Lamb’s approach could become a template for a cluster of more moderate Democrats contesting conservative-leaning seats, in states like Arkansas, Kansas and Utah. Democrats in Washington have focused chiefly on Republican-held seats in the upscale suburbs where Trump is most intensely disliked.
But they are hungry for gains across the political map, and in red areas they have encouraged candidates to put local imperatives above fealty to the national party.
Emboldened Democrats
On the Republican side, Saccone, 60, campaigned chiefly as a stand-in for Trump, endorsing the president’s agenda from top to bottom. He campaigned extensively with Trump and members of his administration and relied heavily on campaign spending from outside Republican groups that attempted to make Pelosi a central voting issue. Conservative outside groups also sought to promote the tax cuts recently enacted by the party but found that message had little effect. Saccone has not conceded. In a meeting with House Republicans on Wednesday, Rep. Steve Stivers of Ohio, who leads the party’s campaign committee, described the race as “too close to call,” according to a person who heard his presentation.
But Ryan and Stivers also called the election a “wake-up call” for Republican lawmakers, telling them that they could not afford to fall behind on fundraising, as Saccone did.

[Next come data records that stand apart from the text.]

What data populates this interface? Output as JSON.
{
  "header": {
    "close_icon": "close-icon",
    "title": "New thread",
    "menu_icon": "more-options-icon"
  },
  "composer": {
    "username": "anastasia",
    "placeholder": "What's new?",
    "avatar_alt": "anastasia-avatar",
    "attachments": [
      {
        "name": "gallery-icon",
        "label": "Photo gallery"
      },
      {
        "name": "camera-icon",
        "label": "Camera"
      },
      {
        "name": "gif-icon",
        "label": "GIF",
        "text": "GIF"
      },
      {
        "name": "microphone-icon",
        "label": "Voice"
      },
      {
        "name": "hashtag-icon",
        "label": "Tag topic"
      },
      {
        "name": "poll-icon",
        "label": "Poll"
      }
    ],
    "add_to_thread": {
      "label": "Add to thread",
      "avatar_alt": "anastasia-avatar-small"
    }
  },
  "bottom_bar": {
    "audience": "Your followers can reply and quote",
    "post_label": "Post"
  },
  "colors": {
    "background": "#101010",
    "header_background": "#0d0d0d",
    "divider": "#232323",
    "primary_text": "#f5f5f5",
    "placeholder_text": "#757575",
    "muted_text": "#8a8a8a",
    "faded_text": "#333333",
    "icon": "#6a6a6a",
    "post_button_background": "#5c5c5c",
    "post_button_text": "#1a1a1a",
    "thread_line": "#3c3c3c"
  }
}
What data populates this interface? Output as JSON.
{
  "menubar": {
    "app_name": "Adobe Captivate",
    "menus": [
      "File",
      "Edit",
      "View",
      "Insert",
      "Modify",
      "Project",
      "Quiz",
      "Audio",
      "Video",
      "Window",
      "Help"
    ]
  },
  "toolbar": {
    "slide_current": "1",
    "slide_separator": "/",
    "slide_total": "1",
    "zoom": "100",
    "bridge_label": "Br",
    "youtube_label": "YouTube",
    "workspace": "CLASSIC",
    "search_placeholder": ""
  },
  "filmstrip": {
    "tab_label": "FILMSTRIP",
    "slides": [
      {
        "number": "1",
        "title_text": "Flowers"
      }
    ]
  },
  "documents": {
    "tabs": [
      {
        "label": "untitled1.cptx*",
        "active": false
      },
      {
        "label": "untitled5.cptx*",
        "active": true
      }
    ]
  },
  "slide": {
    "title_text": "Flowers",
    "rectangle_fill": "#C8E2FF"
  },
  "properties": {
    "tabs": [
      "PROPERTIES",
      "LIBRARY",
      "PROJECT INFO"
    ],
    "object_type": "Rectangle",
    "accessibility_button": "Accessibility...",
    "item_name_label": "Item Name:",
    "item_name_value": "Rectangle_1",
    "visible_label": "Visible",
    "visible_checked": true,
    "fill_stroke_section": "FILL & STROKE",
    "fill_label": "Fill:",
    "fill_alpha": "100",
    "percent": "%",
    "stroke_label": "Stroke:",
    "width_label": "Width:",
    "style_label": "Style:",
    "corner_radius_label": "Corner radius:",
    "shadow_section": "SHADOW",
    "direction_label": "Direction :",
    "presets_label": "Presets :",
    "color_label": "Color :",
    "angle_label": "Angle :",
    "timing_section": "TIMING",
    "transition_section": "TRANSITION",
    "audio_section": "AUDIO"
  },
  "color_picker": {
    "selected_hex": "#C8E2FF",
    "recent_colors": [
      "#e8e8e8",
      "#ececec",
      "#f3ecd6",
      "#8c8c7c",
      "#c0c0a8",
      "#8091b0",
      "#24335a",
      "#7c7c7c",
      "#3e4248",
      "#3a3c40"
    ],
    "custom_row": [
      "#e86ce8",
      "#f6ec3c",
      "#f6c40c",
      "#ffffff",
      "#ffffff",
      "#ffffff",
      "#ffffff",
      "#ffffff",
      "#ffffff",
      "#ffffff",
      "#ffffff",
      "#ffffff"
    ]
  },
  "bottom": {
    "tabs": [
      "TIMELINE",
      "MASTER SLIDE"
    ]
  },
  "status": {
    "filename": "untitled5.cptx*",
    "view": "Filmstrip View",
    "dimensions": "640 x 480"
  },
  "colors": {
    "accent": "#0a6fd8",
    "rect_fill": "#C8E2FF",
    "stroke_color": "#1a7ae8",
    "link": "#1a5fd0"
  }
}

Lamb raised $3.9 million and spent $3 million, compared with Saccone’s $900,000 raised and $600,000 spent as of Feb. 21. But Republican outside groups swamped the district. Between conservative super PACs and the National Republican Congressional Committee, Saccone had more than $14 million spent on his behalf. Lamb got just over $2 million. Pittsburgh Mayor Bill Peduto, a Democrat, said Lamb’s campaign showed that the Republicans’ anti-Pelosi playbook had real limitations. The race, he said, should embolden Democrats to contest difficult districts in the Midwest with an economic message that appeals to elements of Trump’s base.
“Conor Lamb was talking about redevelopment and economic growth, and the Republicans were talking about Nancy Pelosi,” Peduto said. “It’s like they couldn’t help themselves.”
Peduto urged the Democratic Congressional Campaign Committee, the electioneering vehicle for House Democrats, to expand its target list.
“If you’re in a congressional district that’s 8, 10 or 12 points carried by Trump, I would hope that the DCCC is now putting that in the target.”